The response to the town and country planning (TCP) department’s e-building plan approval management system (BPAMS) for automating building permissions has been poor, said TCP officials. Officials said that the online system, which was optional for three months, will become mandatory from November 1.
Unveiled as part of the Business Reform Action Plan (BRAP), the online automated system for submission of construction plans for single dwelling units was meant to speed up clearances and reduce corruption, but the BPAMS has found few, if no takers.
According to TCP department officials, less than 30 architects and professionals have registered and authorised themselves on the portal.
The web-based online system allows architects to register themselves, submit building plans and seek technical clearances.
Based on the uploaded construction drawings, the software automatically scrutinises the plan, recommends site inspection and grants clearance.
“TCP department requests all professionals and architects to register on BPAMS, and on successful registration, to apply for online technical clearances,” the department said in a public notice for architects and construction stakeholders.
Speaking on condition of anonymity, a senior department official said that not a single application for individual homes had been submitted online, with applicants still coming with physical drawings.
The online system was unveiled recently in order to improve ease of doing business and to grant technical clearances in a transparent manner. The online system has been made applicable for single family dwelling units or individual homes.

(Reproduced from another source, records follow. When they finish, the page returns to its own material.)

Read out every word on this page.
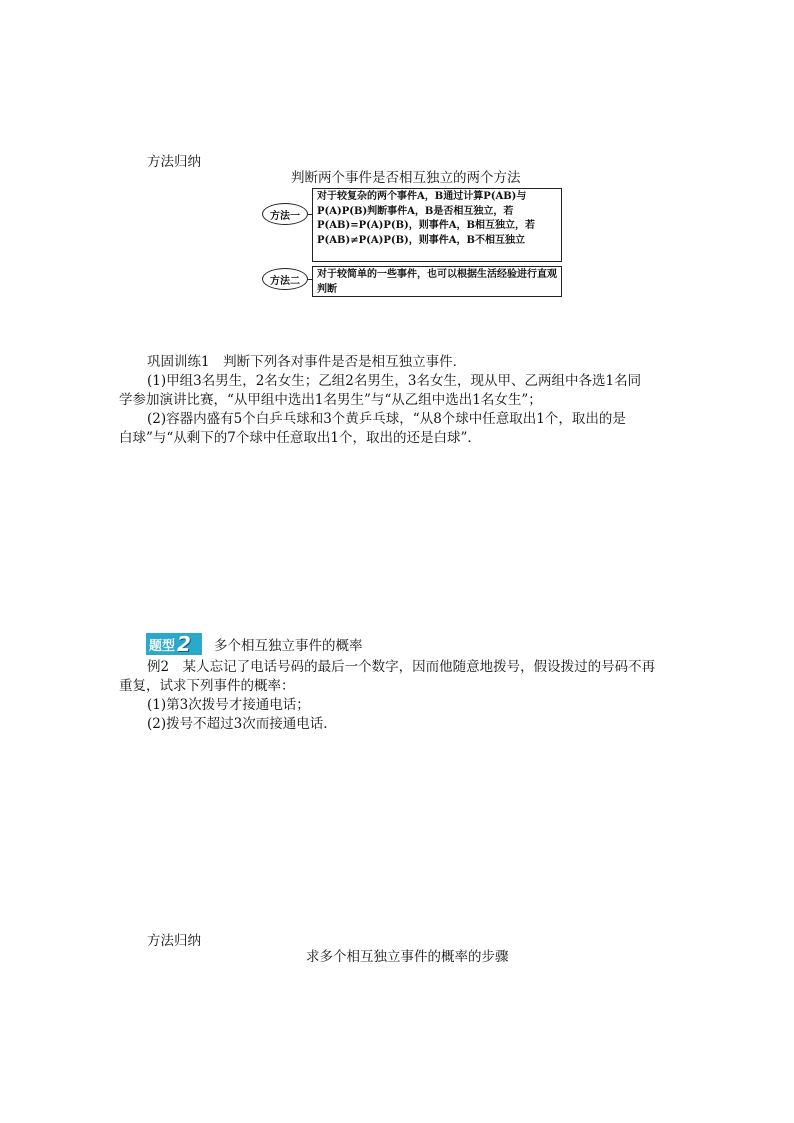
方法归纳
判断两个事件是否相互独立的两个方法
方法一
对于较复杂的两个事件A，B通过计算P(AB)与P(A)P(B)判断事件A，B是否相互独立，若P(AB)=P(A)P(B)，则事件A，B相互独立，若P(AB)≠P(A)P(B)，则事件A，B不相互独立
方法二
对于较简单的一些事件，也可以根据生活经验进行直观判断
巩固训练1　判断下列各对事件是否是相互独立事件．
(1)甲组3名男生，2名女生；乙组2名男生，3名女生，现从甲、乙两组中各选1名同
学参加演讲比赛，“从甲组中选出1名男生”与“从乙组中选出1名女生”；
(2)容器内盛有5个白乒乓球和3个黄乒乓球，“从8个球中任意取出1个，取出的是
白球”与“从剩下的7个球中任意取出1个，取出的还是白球”．
题型 2 多个相互独立事件的概率
例2　某人忘记了电话号码的最后一个数字，因而他随意地拨号，假设拨过的号码不再
重复，试求下列事件的概率：
(1)第3次拨号才接通电话；
(2)拨号不超过3次而接通电话．
方法归纳
求多个相互独立事件的概率的步骤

“The department has instructed all officials to stop accepting offline applications for single dwelling family units from November 2. TCP is looking forward for maximum participation and cooperation from professionals and architects to ensure efficient, transparent and time-bound service delivery to citizens,” said the senior TCP department officer.
TCP claims that it has conducted training programmes for architects and professionals to ensure a smooth rollout, but architects and professionals remain reluctant.